Clinical impact of submicroscopic malaria on delivery outcomes and the role of VAR2CSA antibodies in pregnant women from Colombia

• Author / Creator

  Gavina, Kenneth C

• Malaria caused by the genus Plasmodium (P.) is one of the oldest and most important parasitic infections globally. Pregnant women are at an increased risk for malaria, where the disease poses a significant risk to both maternal and child health. Better diagnosis of malaria can have an immediate impact on patient care, and provide a valuable tool to describe the prevalence of disease and host-parasite interactions. Although microscopy is the gold standard for malaria diagnosis, more sensitive tests are needed to identify submicroscopic infections (SMIs). In this thesis, I developed an RT-qPCR assay to identify P. falciparum and P. vivax infections at the submicroscopic level, validated it using panel of clinical samples from Colombia, and demonstrated the superior sensitivity directly to qPCR for screening SMIs at the species level.
  The impact of malaria in pregnancy (MiP) has been well described.

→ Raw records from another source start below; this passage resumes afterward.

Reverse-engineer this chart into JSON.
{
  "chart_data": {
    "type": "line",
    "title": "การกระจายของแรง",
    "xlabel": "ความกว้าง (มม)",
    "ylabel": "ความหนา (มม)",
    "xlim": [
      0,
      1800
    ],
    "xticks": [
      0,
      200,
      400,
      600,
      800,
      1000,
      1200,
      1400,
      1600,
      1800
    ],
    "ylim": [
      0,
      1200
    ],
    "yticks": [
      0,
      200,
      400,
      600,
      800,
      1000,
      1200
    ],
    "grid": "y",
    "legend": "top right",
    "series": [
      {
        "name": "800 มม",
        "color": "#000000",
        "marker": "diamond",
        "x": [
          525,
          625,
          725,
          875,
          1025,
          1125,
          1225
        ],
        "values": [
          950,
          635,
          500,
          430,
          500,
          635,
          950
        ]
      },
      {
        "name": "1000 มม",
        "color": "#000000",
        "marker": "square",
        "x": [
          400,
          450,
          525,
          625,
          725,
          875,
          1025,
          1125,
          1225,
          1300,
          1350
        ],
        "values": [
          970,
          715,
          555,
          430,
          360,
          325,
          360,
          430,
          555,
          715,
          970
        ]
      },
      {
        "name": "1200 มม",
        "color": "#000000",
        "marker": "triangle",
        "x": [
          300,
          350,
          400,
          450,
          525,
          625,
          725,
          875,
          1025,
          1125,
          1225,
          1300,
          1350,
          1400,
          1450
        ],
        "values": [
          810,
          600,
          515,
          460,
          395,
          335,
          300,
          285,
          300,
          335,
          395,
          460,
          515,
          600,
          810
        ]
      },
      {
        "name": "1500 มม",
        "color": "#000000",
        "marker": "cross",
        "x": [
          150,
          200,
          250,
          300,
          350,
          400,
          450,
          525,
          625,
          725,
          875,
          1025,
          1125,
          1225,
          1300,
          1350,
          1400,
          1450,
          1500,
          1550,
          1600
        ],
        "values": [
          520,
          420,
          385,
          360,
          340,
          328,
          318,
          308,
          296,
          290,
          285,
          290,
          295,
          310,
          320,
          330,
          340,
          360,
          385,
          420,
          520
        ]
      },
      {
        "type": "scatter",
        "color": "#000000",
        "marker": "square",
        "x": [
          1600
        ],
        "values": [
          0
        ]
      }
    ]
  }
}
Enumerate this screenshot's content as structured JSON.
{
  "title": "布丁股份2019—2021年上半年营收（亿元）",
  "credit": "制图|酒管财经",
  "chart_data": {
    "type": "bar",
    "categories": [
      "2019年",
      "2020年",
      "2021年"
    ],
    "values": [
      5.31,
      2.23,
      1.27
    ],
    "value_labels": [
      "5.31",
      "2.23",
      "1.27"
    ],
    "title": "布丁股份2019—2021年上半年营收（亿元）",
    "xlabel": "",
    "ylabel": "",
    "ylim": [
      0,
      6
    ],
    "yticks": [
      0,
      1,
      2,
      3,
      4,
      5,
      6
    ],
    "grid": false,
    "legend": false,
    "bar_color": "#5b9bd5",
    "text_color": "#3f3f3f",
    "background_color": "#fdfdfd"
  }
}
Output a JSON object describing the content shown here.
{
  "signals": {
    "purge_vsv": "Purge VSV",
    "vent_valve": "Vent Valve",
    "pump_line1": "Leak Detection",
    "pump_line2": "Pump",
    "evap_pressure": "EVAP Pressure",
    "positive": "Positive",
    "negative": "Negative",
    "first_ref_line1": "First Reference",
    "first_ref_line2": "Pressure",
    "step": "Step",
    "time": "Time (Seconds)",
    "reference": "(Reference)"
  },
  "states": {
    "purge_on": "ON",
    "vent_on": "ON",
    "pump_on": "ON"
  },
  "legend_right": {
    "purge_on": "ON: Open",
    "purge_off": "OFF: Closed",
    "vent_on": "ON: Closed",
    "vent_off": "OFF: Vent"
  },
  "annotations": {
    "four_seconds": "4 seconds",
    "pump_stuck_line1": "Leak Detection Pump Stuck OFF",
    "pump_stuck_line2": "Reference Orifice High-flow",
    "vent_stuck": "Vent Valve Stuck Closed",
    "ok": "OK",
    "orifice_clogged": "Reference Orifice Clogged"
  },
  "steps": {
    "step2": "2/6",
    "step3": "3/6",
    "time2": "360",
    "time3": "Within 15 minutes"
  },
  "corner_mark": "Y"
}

However, less is known about the effects of SMIs in pregnancy, particularly in areas of lower transmission where P. falciparum and P. vivax co-exist. To investigate the impact of SMIs in pregnancy, we performed a longitudinal study to follow pregnant women from an endemic area of Colombia with co-circulating P. falciparum and P. vivax. A cohort of 180 pregnant women from Colombia were followed through antenatal visits from recruitment until delivery. Malaria was diagnosed by light microscopy, SMIs by RT-qPCR, and placental malaria by histopathology. We evaluated the impact of SMI on maternal anemia, low birth weight (LBW), pre-mature birth (PTB), and small for gestational age (SGA) babies. We observed that SMIs occurred frequently in our pregnant population. Twenty-five percent (45/180) of the women were diagnosed with at least one SMI during follow-up. While SMIs were not generally associated with adverse outcomes at delivery, we showed a novel finding that women who had a mixed P. falciparum and P. vivax SMI during pregnancy, were significantly associated with risk for PTB compared to women without infection.
  VAR2CSA, a protein belonging to the P. falciparum erythrocyte membrane protein-1 family, is expressed on the surface of infected red blood cells (iRBCs) and mediates binding of the iRBC to chondroitin sulfate A (CSA) found in the placenta. Antibodies specific to VAR2CSA have been shown to confer protection against MiP based on studies conducted in Africa. To test this in our population, we measured serum VAR2CSA-specific antibody levels by ELISA, tested the function of these antibodies by the ability to inhibit adhesion of iRBCs to CSA in vitro, and evaluated their role in protection from adverse clinical outcomes at delivery. We showed that over 60% of women analyzed in our study had antibodies to the full-length VAR2CSA protein at inclusion, regardless of parity. Antibody levels decreased during pregnancy and boosting was not observed following subsequent Plasmodium exposure. We observed that the function of antibodies, defined as the ability to inhibit CSA adhesion in vitro, and not antibody levels, were significantly associated with protection from SMI-related maternal anemia at delivery.
  The work in this thesis involved the validation of a highly sensitive screening diagnostic for SMIs at the species level and also laid a framework for development of a direct-from-blood RNA-based diagnostic to be used in the field or at the point-of-care. Results from the longitudinal study revealed a high frequency of SMIs in pregnancy in this region and enhance our understanding of both the impact of SMI in pregnancy as well as the protective role of VAR2CSA-specific antibodies.

• Subjects / Keywords

  • Submicroscopic infections
  • Pregnancy
  • species
  • RT-qPCR
  • Public Health
  • Malaria in pregnancy
  • Immunity
  • VAR2CSA
  • Submicroscopic Malaria
  • Antibodies
  • Malaria
  • P. vivax
  • Colombia
  • anemia
  • P. falciparum
  • surveillance
  • Diagnostics

• Graduation date

  Fall 2018

• Type of Item

  Thesis

• Degree

  Doctor of Philosophy

• DOI

  https://doi.org/10.7939/R3W08WZ46

• License

  Permission is hereby granted to the University of Alberta Libraries to reproduce single copies of this thesis and to lend or sell such copies for private, scholarly or scientific research purposes only. Where the thesis is converted to, or otherwise made available in digital form, the University of Alberta will advise potential users of the thesis of these terms. The author reserves all other publication and other rights in association with the copyright in the thesis and, except as herein before provided, neither the thesis nor any substantial portion thereof may be printed or otherwise reproduced in any material form whatsoever without the author's prior written permission.